Federal Judge Tosses California Privacy Suit Against Leadership Firm DDI in Win for Website Trackers

In a swift rebuke to a burgeoning wave of web privacy class actions, U.S. District Judge David O. Carter dismissed Travis Rounds v. Development Dimensions International, Inc. without leave to amend, ruling that common website analytics tools do not violate California’s anti-wiretapping law. Travis Rounds v. Development Dimensions Int’l, Inc., 2026 WL 746291 (C.D. Cal. Mar. 11, 2026).

The Allegations

Plaintiff Travis Rounds accused DDI, a Delaware-based leadership consulting firm, of illegally “deanonymizing” website visitors using 6Sense’s data-broker software. Rounds claimed the tool captured his geolocation, device info, and browser cookies to build secret profiles—amounting to an unauthorized “trap-and-trace” device under Penal Code § 638.51, a statute targeting phone surveillance.

Court’s Decisive Blow

DDI countered that it didn’t target California and that cookies aren’t trap-and-trace tech, which legally records only call-originating signals like phone numbers—not web data.
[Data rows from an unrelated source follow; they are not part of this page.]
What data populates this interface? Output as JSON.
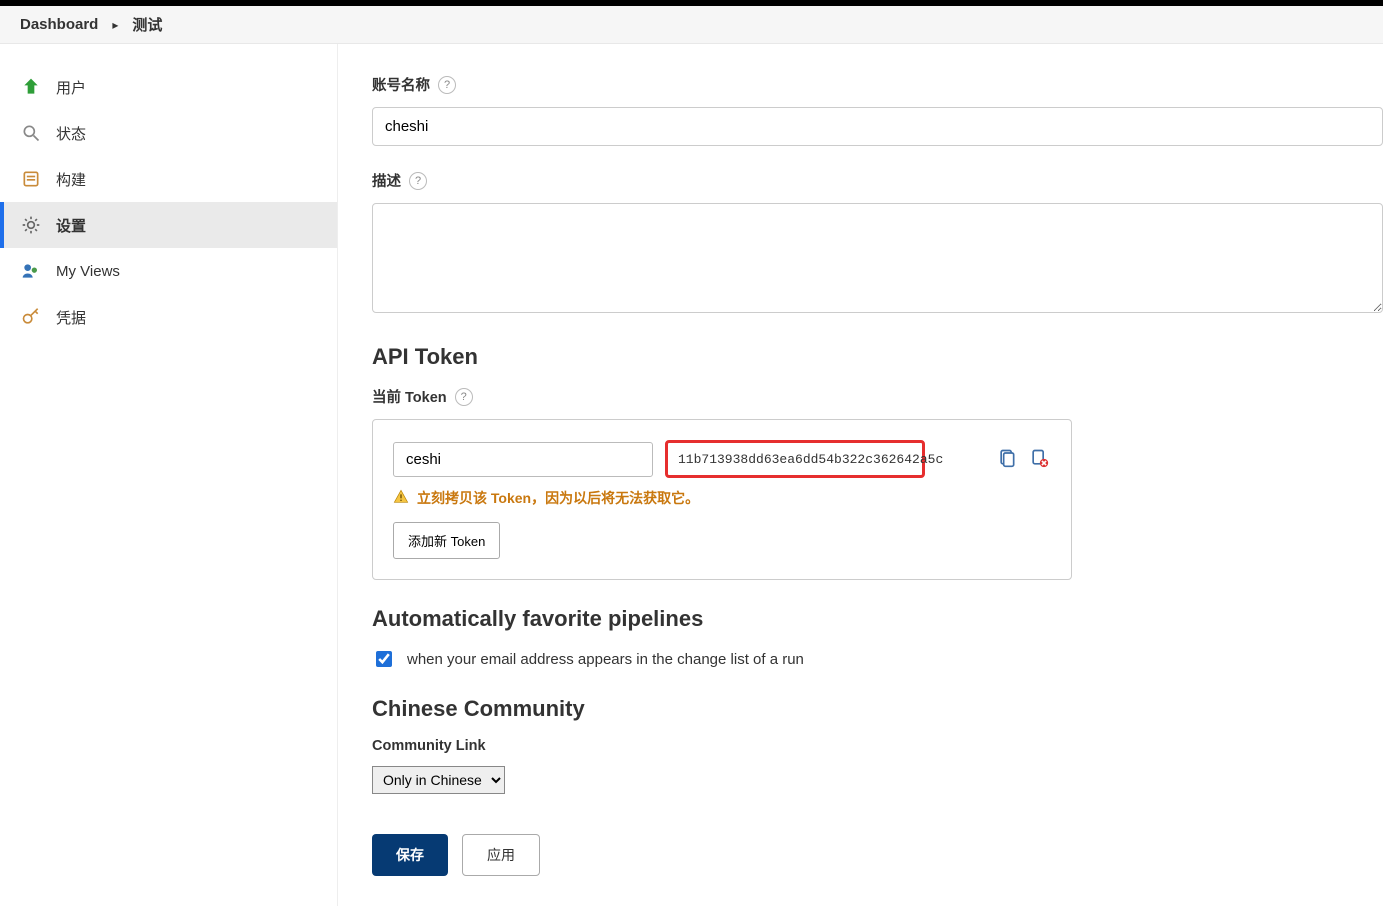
{
  "breadcrumb": {
    "root": "Dashboard",
    "current": "测试"
  },
  "sidebar": {
    "items": [
      {
        "label": "用户"
      },
      {
        "label": "状态"
      },
      {
        "label": "构建"
      },
      {
        "label": "设置"
      },
      {
        "label": "My Views"
      },
      {
        "label": "凭据"
      }
    ]
  },
  "form": {
    "account_name_label": "账号名称",
    "account_name_value": "cheshi",
    "description_label": "描述",
    "description_value": ""
  },
  "api_token": {
    "heading": "API Token",
    "current_label": "当前 Token",
    "name_value": "ceshi",
    "token_value": "11b713938dd63ea6dd54b322c362642a5c",
    "warning": "立刻拷贝该 Token，因为以后将无法获取它。",
    "add_button": "添加新 Token"
  },
  "favorites": {
    "heading": "Automatically favorite pipelines",
    "checkbox_checked": true,
    "checkbox_label": "when your email address appears in the change list of a run"
  },
  "community": {
    "heading": "Chinese Community",
    "link_label": "Community Link",
    "selected_option": "Only in Chinese"
  },
  "buttons": {
    "save": "保存",
    "apply": "应用"
  }
}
Judge Carter had previously dismissed Plaintiff’s lawsuit after finding that the court lacked personal jurisdiction over the Delaware corporation and had granted Plaintiff leave to amend the Complaint.  Subsequently, in its order dismissing the Amended Complaint, Judge Carter again agreed with Defendant’s arguments, finding the claims implausibly stretched a telecom law to modern websites. Without a valid violation, California lacked personal jurisdiction over out-of-state DDI, ending the case cold.

Implications

Judge Carter’s dismissal without leave to amend is the latest in a growing trend of courts refusing to stretch CIPA’s “trap-and-trace” provisions—originally for phone surveillance—to include standard web trackers like cookies or SDKs from providers such as 6Sense. Defense counsel can now also cite this precedent to argue that capturing geolocation, device info, or browser data doesn’t qualify, enabling early motions to dismiss on the merits.  In addition, the court emphasized that a California court can only hear cases against out-of-state defendants if they have sufficient “minimum contacts” with the forum and the claims plausibly arise from those contacts. Judge Carter held that because cookie-based tracking does not violate CIPA’s trap-and-trace law, no claims arise from the defendant’s contacts with the state and therefore dismissal followed automatically.